Northwestern University

Wed 11:00 AM

Coupling Multiple PDEs for Multiphysics Problems

When: Wednesday, January 24, 2018
11:00 AM - 12:00 PM  

Where: Technological Institute, A230, 2145 Sheridan Road, Evanston, IL 60208 map it

Audience: Faculty/Staff - Student - Post Docs/Docs - Graduate Students

Contact: Tierney Acott   847.491.3257

Group: McCormick - Civil and Environmental Engineering

Category: Lectures & Meetings


Many problems in engineering and sciences involve multiple simultaneous physical phenomena, each governed by their own balance laws and constitutive models, and therefore associated material, spatial and temporal scales.
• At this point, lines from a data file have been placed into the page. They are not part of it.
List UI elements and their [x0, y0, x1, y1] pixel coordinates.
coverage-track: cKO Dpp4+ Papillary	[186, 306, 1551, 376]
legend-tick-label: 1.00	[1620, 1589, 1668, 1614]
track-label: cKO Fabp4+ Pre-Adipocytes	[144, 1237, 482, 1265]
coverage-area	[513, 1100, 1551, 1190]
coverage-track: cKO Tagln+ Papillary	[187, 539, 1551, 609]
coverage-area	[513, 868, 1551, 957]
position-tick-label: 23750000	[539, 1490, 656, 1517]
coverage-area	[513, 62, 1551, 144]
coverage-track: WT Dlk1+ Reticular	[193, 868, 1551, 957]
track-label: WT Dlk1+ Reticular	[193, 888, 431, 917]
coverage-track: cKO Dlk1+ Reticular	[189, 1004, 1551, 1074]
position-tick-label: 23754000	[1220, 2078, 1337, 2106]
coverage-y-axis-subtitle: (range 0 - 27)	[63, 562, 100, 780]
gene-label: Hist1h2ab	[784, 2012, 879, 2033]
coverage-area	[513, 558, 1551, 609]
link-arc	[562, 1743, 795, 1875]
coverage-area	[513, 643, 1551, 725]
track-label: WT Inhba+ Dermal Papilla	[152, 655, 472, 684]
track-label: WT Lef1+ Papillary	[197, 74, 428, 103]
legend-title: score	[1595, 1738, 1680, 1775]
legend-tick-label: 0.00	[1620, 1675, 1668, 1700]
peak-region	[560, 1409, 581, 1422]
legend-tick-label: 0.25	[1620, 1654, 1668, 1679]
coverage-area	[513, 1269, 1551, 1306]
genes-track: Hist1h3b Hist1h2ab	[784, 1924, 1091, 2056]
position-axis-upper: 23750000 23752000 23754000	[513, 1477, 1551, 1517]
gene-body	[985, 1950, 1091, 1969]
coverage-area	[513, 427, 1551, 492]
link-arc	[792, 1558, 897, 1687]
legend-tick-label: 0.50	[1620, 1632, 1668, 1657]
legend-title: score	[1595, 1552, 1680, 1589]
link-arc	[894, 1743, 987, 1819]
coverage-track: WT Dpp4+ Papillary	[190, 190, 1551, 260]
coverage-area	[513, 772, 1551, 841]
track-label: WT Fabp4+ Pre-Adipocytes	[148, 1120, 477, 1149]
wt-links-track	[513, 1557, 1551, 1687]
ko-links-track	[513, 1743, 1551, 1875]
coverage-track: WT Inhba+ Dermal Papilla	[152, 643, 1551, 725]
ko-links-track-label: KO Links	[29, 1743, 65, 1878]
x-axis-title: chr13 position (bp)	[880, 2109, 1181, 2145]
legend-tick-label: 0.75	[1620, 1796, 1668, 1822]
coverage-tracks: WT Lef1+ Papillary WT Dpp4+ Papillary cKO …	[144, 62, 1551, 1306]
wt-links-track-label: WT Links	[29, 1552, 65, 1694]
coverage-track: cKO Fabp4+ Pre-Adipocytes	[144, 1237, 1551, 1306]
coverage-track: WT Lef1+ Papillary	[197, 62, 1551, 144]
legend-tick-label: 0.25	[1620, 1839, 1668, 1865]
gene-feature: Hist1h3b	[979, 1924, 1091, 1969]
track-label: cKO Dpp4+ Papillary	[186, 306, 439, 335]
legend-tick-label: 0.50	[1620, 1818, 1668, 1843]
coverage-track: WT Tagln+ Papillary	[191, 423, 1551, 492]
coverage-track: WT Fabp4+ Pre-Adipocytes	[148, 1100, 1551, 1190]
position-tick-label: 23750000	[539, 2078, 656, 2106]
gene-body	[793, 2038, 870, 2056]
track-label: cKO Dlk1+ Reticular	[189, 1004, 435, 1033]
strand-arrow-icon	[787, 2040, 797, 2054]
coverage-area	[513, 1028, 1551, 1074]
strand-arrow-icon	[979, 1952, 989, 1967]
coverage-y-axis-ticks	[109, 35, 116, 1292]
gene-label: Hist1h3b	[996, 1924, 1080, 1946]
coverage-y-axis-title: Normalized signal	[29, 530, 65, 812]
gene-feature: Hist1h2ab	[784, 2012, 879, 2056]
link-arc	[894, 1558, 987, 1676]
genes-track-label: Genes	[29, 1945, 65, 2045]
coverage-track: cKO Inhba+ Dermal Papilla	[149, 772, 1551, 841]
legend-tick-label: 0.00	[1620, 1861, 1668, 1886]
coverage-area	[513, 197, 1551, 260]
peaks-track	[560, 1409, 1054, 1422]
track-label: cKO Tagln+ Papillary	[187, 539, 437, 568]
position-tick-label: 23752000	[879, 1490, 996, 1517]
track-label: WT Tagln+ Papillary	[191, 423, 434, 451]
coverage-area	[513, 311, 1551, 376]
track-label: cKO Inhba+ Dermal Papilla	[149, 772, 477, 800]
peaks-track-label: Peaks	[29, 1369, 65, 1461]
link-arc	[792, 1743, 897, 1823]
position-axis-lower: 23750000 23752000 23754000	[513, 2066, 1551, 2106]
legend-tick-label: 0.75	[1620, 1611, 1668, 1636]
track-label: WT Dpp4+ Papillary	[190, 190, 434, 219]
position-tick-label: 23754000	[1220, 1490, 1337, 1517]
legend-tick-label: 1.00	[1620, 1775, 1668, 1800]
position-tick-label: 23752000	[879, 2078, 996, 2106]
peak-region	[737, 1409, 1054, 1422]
In some problems hierarchical PDEs are operational concurrently over the spatial domains, while in others cases different PDEs govern adjoining subdomains. Open issues in the modeling of this class of problems relate to lack of variationally consistent coupling techniques for multiple PDEs so that the resulting numerical methods are stable and convergent.
This talk presents new developments in multi-model coupling methods by embedding Discontinuous Galerkin (DG) ideas in the Continuous Galerkin (CG) framework within the context of Stabilized Methods. The first part of the talk discusses ideas in the context of fluid mechanics problems and presents a heterogeneous modeling method with embedded interfaces for porous media flows where the global physics is governed by Darcy equation while the local model is Darcy-Stokes equation. A multi-model interface operator is developed for the common inter-domain boundary along which the global and local models commute. The interface operator finds roots in local application of DG ideas along the common interface and this approach relies on applying concepts from the VMS method locally that also helps accommodate jump conditions between subdomains governed by different mathematical models. The second part of the talk presents this multi-model interface framework in the context of solid mechanics problems while accommodating a range of interface kinematics. Emphasis is placed throughout on unifying mathematical framework that enables the representation of various continuity conditions in a variationally consistent manner. Method is extended to large deformations and is applied to model engineered materials with anisotropic properties. Representative model problems are presented to show how these building blocks result in a powerful framework for application to additive manufacturing.


Arif Masud received Ph.D. in Computational Mechanics from Stanford University in April 1993. He is Professor of Engineering Mechanics in the Department of Civil and Environmental Engineering, and the Department of Aerospace Engineering at the University of Illinois at Urbana-Champaign. Dr. Masud has made fundamental and pioneering contributions to the development of Stabilized and Multiscale Methods for fluid and solid mechanics, residual-based Turbulence models, non-Newtonian fluids, and chemically reacting porous media flows. He has authored or co-authored over 130 refereed journal and conference papers, and is co-editor of the book Finite Element Method: 1970’s and Beyond. He is past Chair of the Fluid Mechanics Committee of ASME, and the Computational Mechanics Committee of ASCE. He has served as an Associate Editor of the ASCE Journal of Engineering Mechanics, ASME Journal of Applied Mechanics, and ASCE Journal of Nanomecahnics and Micromechanics. Dr. Masud was the General Conference Chair for the ASME Applied Mechanics and Materials Conference (McMAT) 2011, and he is elected General Conference Chair for the Finite Element in Flows Conference (FEF-2019) in April 2019, and for the US Association of Computational Mechanics Conference (USACM-2021) in July 2021. Prof. Masud is Associate Fellow of AIAA, and Fellow of USACM, IACM, ASME, EMI, and AAM. In 2010 he was named Robert H. Dodds Faculty Scholar in the Department of Civil and Environmental Engineering at the University of Illinois.